A test of gun oils vs multipurpose oils
Every time I enter a gun store, I see a lot of new, “miracle” gun oils. Some of these will even publish results of tests showing how their product is superior to every other product on the market.
I decided to run a test to compare some of these products to see if any really were superior, in regards to lubricity.
As a disclaimer, I realize lubricity is only one of many important characteristics of oil. Some others are film strength, viscosity, corrosion resistance, ad infinitum. The scope of my testing did not test any of these other characteristics. I was only interested in how slippery the oils were. One of the claims of the newer oils, which looks promising, is that they penetrate the metals on a molecular level, leaving a slippery surface, even after the oil is wiped off. I also tested this claim.
My apparatus consisted of two 1 ¼” chrome plated steel ball bearings, welded together. I also had a piece of extruded aluminum angle, hinged at one end. I put the balls in the “v” groove of the aluminum, and elevated one end. From the angle of the aluminum at which the balls began to slide, I could calculate the amount of force necessary to move the balls (Force=m*a*sine?). From this I could calculate the frictional force we had to overcome (Friction=N*m), and the coefficient of friction for each oil (N). However, all of these numbers are proportional to the angle involved, so I am simply showing the angle involved in each case. The smaller the angle, the slicker the oil.
Upon completion of one sample, I would clean the apparatus by wiping everything with a solvent. Then, I would re-test the balls dry (no oil present), as a control. In this manner I felt that I could determine if any of the oils really were penetrating the metal. If this occurred, I would abrade the surface of the aluminum with Scotch-Brite until the control returned to normal, before going to the next sample. The oils which penetrated the metal are marked in the note section as leaving residue after cleaning.
|3 in 1||oil||18|
|Corrosion X||19||left residue after cleaning|
|Dillon Case Lube||Dillon||17||Lanolin with alcohol carrier|
|Hoppe's gun oil||Hoppe's||23|
|Imperial Sizing Die Wax||Redding||18|
|Lee Case Lube||Lee||13|
|Marvel Mystery Oil||20|
|Mil Oil 46||17||left residue after cleaning|
|Militec||Militec||19||left residue after cleaning|
|Moly Dry Spray||32|
|No Oil (dry)||27|
|Penn Reel Oil||Penn||22|
|RemOil w/Teflon||Remington||17||left residue after cleaning|
|RP-10 MPC||Reel Power||21|
|Shimano Reel Oil||Shimano||19|
|Silicote Reel Oil||Abu Garcia||21||left residue after cleaning|
|STP Oil Treatment||STP||19|
|Suber Lube||21||left residue after cleaning|
|SynFilm 32||Royal Purple||18|
|Tetra Gun Grease||Tetra||21|
|Tetra Gun Oil||Tetra||20||left residue after cleaning|
|Ultra fine Gun Oil||Browning||17|
|Vacuum Pump oil||Varian||24|
|WD-40||15||left residue after cleaning|
|ZeroFriction||19||left residue after cleaning|
Initially, I expected to see a few oils which would really stand apart from the crowd. This did not prove to be the case.

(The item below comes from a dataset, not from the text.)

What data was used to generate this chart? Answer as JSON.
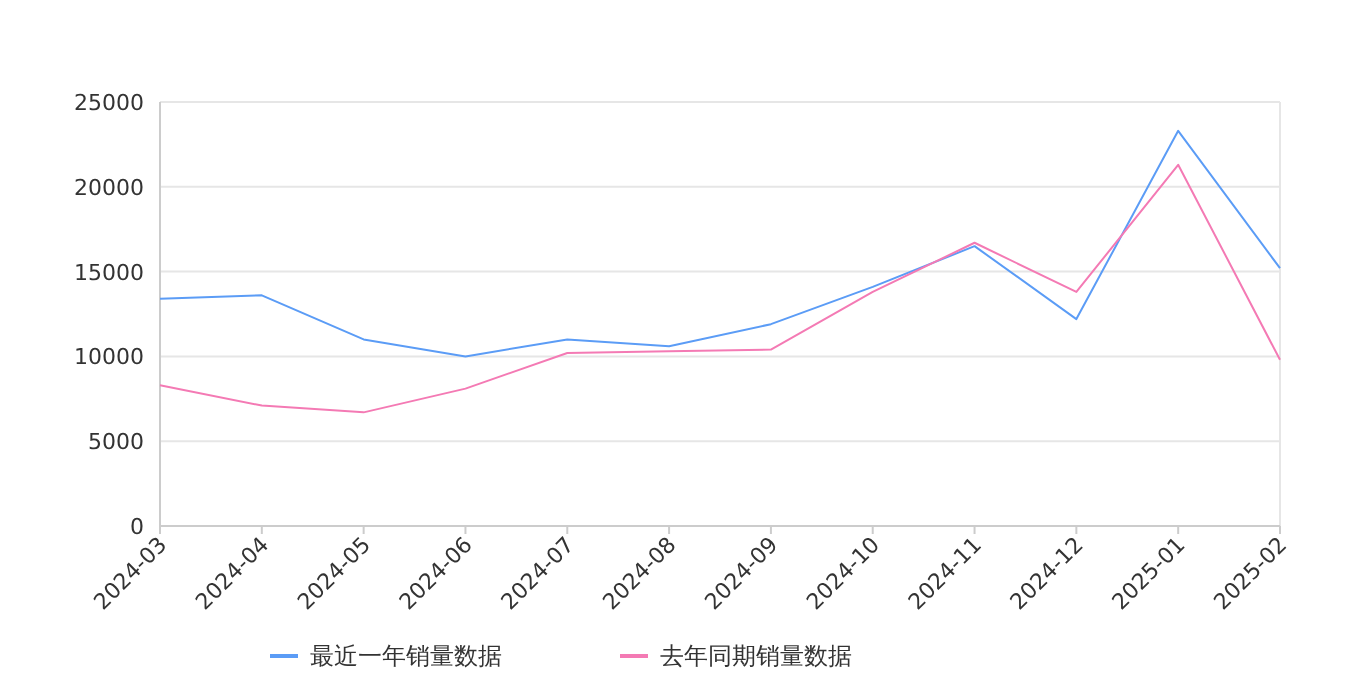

As far as firearms and fishing reels are concerned, a person would do well to try any of the oils which do, in fact, penetrate the metal. Please note that these types of oils should be applied to a clean metal surface to work properly. Also note that some of the synthetics will not mix with the hydrocarbon oils. However, it is a mistake to assume that the $10.00 per ounce oils lubricate any better than the cheaper ones. The differences are relatively minor.
As for myself, I will not be concerned for many years, as I still have to use up all of these samples I purchased for testing.